While in Southeast Asia, Chairman Reed will meet with government officials and business leaders to discuss how EXIM can support U.S. exports to these nations. She also will discuss EXIM’s historic, seven-year Congressional reauthorization, which was signed into law by President Trump on December 20, 2019. This legislation directs EXIM to establish a “Program on China and Transformational Exports” to “support the extension of loans, guarantees, and insurance, at rates and on terms and other conditions, to the extent practicable, that are fully competitive with rates, terms, and other conditions established by the People’s Republic of China[.]” The Program focuses on advancing the comparative leadership of the United States with respect to China and also supports U.S. innovation, employment, and technological standards through direct exports in key industries, including 5G, financial technology, renewable energy, biomedical sciences, biotechnology, artificial intelligence, and advanced computing.
This visit to Southeast Asia will build upon Chairman Reed’s previous discussions—including with Prime Minister of Vietnam Nguyen Xuan Phuc—that took place during a U.S. delegation visit to Indonesia, Vietnam, and Burma in October. A key outcome from last month’s visit took place earlier today in Washington, D.C., when Chairman Reed, on behalf of EXIM, signed a $750 million Memorandum of Understanding with the Republic of Indonesia’s Ministry of Finance and Ministry of Planning. The MOU promotes U.S. exports in information and communications technology, energy, infrastructure, health care, and other critical sectors.
Ambassador O’Brien and Chairman Reed recently authored a joint op-ed entitled “Battling China’s Predatory Economics to Bring Back Jobs” which was published by Fox Business in October. In the piece they wrote, ‘The PRC’s One Belt One Road initiative projects are characterized by poor quality, corruption, imported labor, and environmental degradation. These deals often leave host countries debt-strapped and beholden to their PRC financiers. If the U.S. is to combat China’s latest form of aggression, we must step up our export financing game. Roughly three-quarters of world purchasing power and over 95 percent of world consumers are outside America’s borders. Enter, the Export-Import Bank of the United States (EXIM), which can play a central role in leveling the global marketplace for American exporters and supporting American jobs.’”

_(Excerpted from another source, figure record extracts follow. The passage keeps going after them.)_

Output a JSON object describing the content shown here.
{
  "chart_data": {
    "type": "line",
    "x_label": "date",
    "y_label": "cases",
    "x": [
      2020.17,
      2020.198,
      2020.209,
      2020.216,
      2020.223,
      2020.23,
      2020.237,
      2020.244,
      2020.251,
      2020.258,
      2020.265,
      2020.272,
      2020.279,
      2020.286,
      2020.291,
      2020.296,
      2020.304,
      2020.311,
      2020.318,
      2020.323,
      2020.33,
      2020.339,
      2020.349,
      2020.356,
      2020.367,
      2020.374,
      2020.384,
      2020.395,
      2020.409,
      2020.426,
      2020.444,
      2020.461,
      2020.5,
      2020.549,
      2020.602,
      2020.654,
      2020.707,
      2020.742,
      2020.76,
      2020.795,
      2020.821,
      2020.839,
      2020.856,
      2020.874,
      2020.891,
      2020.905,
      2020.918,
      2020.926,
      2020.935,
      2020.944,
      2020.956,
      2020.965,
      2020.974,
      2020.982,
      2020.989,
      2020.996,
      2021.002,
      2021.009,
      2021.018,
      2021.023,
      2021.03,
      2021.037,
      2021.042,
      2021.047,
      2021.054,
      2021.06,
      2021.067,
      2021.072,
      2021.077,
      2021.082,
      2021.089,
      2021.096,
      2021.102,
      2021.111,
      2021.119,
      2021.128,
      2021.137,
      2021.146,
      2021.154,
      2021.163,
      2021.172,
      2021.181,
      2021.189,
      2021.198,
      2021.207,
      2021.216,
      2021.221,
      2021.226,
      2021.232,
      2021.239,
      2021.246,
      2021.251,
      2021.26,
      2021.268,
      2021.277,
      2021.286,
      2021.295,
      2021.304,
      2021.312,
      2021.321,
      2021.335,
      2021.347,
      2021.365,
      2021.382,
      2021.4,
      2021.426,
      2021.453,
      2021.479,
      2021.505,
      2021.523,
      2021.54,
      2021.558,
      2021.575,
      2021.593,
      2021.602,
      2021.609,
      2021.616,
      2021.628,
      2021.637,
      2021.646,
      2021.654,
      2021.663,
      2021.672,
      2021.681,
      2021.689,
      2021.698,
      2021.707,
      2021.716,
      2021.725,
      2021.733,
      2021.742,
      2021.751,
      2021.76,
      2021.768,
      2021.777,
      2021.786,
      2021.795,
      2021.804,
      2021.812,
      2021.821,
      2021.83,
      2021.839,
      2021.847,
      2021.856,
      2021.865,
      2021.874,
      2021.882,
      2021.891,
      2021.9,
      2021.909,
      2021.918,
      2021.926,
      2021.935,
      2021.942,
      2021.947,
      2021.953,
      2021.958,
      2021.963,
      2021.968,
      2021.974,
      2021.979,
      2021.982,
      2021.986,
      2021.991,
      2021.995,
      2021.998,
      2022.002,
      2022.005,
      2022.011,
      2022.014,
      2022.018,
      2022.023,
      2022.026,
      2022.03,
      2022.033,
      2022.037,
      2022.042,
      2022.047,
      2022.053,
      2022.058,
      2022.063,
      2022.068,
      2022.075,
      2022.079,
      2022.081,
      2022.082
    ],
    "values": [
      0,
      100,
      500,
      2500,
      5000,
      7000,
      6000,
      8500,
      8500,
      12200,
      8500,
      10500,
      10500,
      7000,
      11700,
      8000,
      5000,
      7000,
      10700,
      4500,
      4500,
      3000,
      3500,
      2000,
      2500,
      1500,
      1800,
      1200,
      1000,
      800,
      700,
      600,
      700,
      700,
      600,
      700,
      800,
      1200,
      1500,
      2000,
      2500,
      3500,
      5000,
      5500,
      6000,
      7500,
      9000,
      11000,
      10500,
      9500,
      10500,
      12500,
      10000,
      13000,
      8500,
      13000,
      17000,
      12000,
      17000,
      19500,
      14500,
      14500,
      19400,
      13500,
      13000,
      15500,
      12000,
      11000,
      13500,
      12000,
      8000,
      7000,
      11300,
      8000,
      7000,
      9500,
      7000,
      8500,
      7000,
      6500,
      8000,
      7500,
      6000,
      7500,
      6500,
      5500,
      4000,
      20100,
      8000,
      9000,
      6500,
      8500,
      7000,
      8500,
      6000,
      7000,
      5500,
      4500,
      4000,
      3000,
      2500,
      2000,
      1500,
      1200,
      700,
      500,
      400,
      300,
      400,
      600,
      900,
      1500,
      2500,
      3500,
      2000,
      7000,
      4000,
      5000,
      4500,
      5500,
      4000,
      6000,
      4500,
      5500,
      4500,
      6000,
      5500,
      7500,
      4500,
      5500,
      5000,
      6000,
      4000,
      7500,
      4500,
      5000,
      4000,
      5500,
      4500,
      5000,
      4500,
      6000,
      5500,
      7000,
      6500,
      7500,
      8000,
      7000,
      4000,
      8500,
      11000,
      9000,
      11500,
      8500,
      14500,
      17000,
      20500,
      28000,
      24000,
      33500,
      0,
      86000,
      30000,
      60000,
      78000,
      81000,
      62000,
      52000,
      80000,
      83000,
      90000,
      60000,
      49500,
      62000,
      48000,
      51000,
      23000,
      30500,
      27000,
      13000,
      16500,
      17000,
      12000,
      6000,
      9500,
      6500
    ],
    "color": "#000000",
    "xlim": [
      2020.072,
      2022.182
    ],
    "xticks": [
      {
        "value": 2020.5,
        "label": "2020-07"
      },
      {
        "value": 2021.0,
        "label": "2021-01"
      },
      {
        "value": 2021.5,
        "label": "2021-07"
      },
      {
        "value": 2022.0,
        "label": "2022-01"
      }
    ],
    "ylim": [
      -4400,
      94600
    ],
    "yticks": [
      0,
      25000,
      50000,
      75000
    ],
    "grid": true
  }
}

EXIM is an independent federal agency that promotes and supports American jobs by providing competitive and necessary export credit to support sales of U.S. goods and services to international buyers. A robust EXIM can level the global playing field for U.S. exporters when they compete against foreign companies that receive support from their governments. EXIM also contributes to U.S. economic growth by helping to create and sustain hundreds of thousands of jobs in exporting businesses and their supply chains across the United States. In recent years, approximately 90 percent of the total number of the agency’s authorizations has directly supported small businesses. Since 1992, EXIM has generated more than $9 billion for the U.S. Treasury for repayment of U.S. debt.